Monday, 5 February 2018

Do Truckers Still Use CB Radios?


Log in to any trucking forum and you'll usually see a number of questions from new truck drivers regarding a specific piece of equipment-- the CB radio. Of course, those young enough to have been brought up on Smartphones and Cable TV appear to consider the CB Radio as some kind of technological artefact, a bit like CRT Monitors."Do I really need a CB Radio?" these new drivers inquire. And the response from most veteran truckers is always yes, yes you do. As one experienced driver put it, "It isn't a dying tool but it is a forgotten tool by many drivers. Any trucker that gives a damn has a CB Radio."These new drivers are too young to recall, but there was a time when everyone in the country thought they simply had to have a CB Radio.

For those who weren't around at the time to experience it, the CB radio craze of the 1970s and 1980s might feel inexplicable.

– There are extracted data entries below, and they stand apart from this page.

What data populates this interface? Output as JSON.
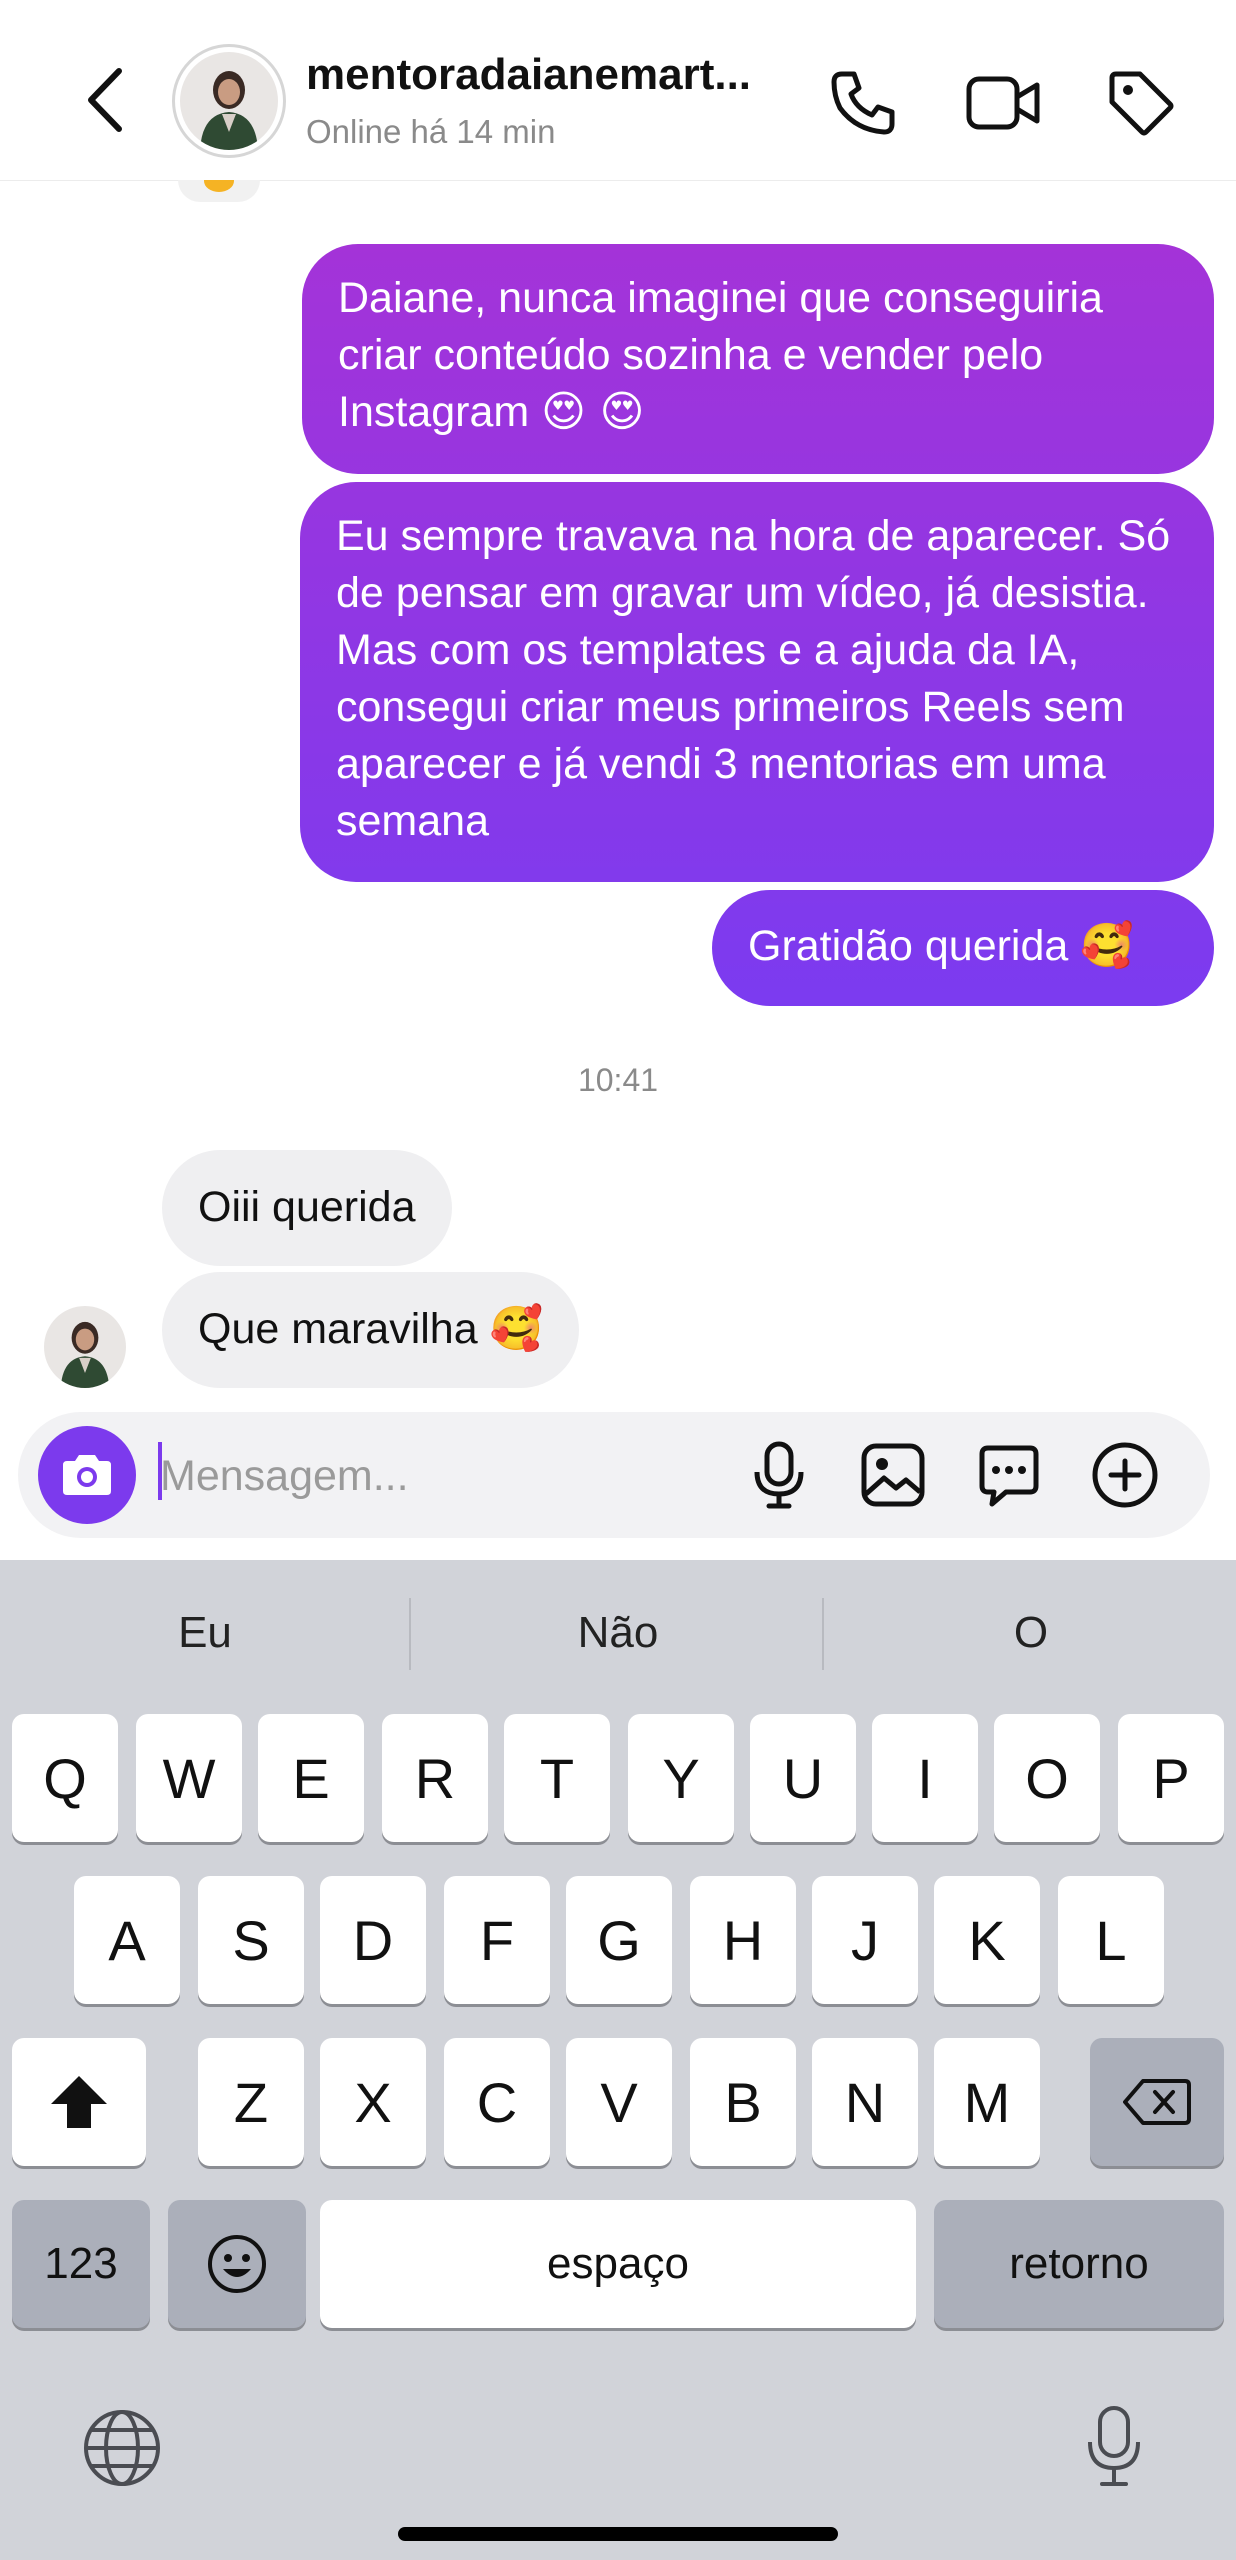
{
  "header": {
    "username": "mentoradaianemart...",
    "status": "Online há 14 min",
    "icons": [
      "chevron-left-icon",
      "phone-icon",
      "video-camera-icon",
      "tag-icon"
    ]
  },
  "messages": {
    "outgoing": [
      {
        "text": "Daiane, nunca imaginei que conseguiria criar conteúdo sozinha e vender pelo Instagram",
        "emoji": "😍 😍"
      },
      {
        "text": "Eu sempre travava na hora de aparecer. Só de pensar em gravar um vídeo, já desistia. Mas com os templates e a ajuda da IA, consegui criar meus primeiros Reels sem aparecer e já vendi 3 mentorias em uma semana"
      },
      {
        "text": "Gratidão querida",
        "emoji": "🥰"
      }
    ],
    "timestamp": "10:41",
    "incoming": [
      {
        "text": "Oiii querida"
      },
      {
        "text": "Que maravilha",
        "emoji": "🥰"
      }
    ]
  },
  "composer": {
    "placeholder": "Mensagem...",
    "icons": [
      "camera-icon",
      "microphone-icon",
      "image-icon",
      "sticker-chat-icon",
      "plus-circle-icon"
    ]
  },
  "keyboard": {
    "suggestions": [
      "Eu",
      "Não",
      "O"
    ],
    "row1": [
      "Q",
      "W",
      "E",
      "R",
      "T",
      "Y",
      "U",
      "I",
      "O",
      "P"
    ],
    "row2": [
      "A",
      "S",
      "D",
      "F",
      "G",
      "H",
      "J",
      "K",
      "L"
    ],
    "row3": [
      "Z",
      "X",
      "C",
      "V",
      "B",
      "N",
      "M"
    ],
    "numbers_label": "123",
    "space_label": "espaço",
    "return_label": "retorno"
  },
  "colors": {
    "bubble_gradient_top": "#a433d8",
    "bubble_gradient_bottom": "#7b3bf0",
    "incoming_bubble": "#efeff1",
    "accent": "#7c3aed",
    "keyboard_bg": "#d1d3d9"
  }
}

Why would so many people get excited about a means of communication used primarily by truckers, contractors and hobbyists? How did phrases like "10-4, good buddy" and "What's your 20?" enter the vernacular? Why did people who never drove anything with more than four wheels adopt handles?

Sometimes fads are inexplicable. Anyone remember the fascination of Pet Rocks for example? The CB radio craze was largely fuelled by the 1972 gas crisis. The federal government imposed a national speed limit of 55 mph causing frustrated truckers and other drivers to turn to their CB Radios to trade information about cheap gas and speed traps. Once the Federal Communications Commission (FCC) dropped its license requirement, it became a cheap way for non-truckers to join this exotic culture.